最新ラズパイ・ゼロと真空管アンプでハイエンド・オーディオを その10 完成形1

リクロッカで信号を整える

 前回でラズパイによる音出しチェックが終わりました。WebRadioなどを再生するのであれば、これで十分な品質が得られると思います。オーディオ用として、リクロッカを使って、ガラッと音質を向上させます。

リクロッカにもいろいろある

 安価で入手しやすいのがKALIというリクロッカです。I2SインターフェースではD-Aコンバータの内部処理で使うために高い周波数のクロックが必要で、MCLK(MCK)と呼ばれます。MCLKを作るためには、水晶発振モジュールを利用します。周波数は、音楽信号の基準となるサンプリング周波数の整数倍が望ましいので、22.5792/24.576MHzや45.1584/49.152MHzが使われますが、ESS社の製品では50/80/100MHzのように整数倍になっておらず、非同期で動作するD-Aコンバータもあります。PCM5122のようにIC内部で作成するD-Aコンバータもあります。

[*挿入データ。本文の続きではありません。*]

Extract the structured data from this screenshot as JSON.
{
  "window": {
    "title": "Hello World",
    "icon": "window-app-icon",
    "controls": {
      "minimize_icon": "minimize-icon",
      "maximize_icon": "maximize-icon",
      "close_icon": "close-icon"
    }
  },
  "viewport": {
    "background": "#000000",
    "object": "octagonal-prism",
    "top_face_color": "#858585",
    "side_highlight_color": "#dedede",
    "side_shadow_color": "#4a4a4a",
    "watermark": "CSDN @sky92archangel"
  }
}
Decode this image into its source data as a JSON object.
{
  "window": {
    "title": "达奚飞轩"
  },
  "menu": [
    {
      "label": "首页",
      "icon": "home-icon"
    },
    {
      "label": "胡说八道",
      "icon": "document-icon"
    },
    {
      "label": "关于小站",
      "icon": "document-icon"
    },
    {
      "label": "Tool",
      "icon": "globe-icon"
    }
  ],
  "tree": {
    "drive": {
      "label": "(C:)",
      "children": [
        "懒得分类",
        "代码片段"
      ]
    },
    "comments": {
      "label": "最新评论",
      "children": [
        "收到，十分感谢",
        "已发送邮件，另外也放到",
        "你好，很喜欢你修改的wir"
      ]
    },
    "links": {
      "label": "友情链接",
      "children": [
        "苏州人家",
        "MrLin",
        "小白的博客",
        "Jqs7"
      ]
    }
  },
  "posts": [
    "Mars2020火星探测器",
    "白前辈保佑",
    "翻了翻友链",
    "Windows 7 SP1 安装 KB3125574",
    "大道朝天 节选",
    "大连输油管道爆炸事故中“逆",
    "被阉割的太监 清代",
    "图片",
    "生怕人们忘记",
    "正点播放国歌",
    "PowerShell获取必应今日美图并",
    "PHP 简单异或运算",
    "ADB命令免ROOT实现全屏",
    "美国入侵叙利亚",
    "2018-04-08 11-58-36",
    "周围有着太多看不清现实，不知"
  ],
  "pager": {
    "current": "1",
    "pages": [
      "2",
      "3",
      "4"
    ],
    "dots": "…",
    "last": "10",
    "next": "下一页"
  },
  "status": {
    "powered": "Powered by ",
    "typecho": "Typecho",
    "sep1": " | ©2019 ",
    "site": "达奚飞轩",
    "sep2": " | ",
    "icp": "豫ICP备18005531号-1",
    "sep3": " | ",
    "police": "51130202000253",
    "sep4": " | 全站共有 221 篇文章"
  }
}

 I2Sの中でLRCLKがサンプリング周波数そのものの信号で、名前のとおり、ステレオのLeftとRightの信号を送るときにHigh/Lowがトグルに切り替わります。したがって、この端子の周波数を測れば、送られてくる信号のサンプリング周波数がわかります。

 データ自体は、LRCLKの切り替わってBCK 1クロック置いてから、BCKクロックに同期して送られてきます。データが右詰めか左詰めかでモードがありますが、I2Sモードが採用されています。

 ラズパイから送られてくるBCK、LRCLK、Dataを、MCLKとなる水晶発振モジュールに同期させて、出力しなおすのがリクロッカです。といっても、KALIの内部は公開されていないので、推測した動作です。

KALIはラズパイに重ねるだけ

 GPIO端子同士で、ラズパイとリクロッカのKALIを重ねます。前回までのようなI2S-DACボードを使う場合には、さらにGPIOに重ねるので、3段重ねになります。

 PianoとHifiBerry Plusは、重ねるだけで利用できます。ES9023はMCLKを内部の50MHz(ほかの周波数もある)の水晶発振モジュールで作っているので、これを使わず外部入力に切り替える作業が必要です。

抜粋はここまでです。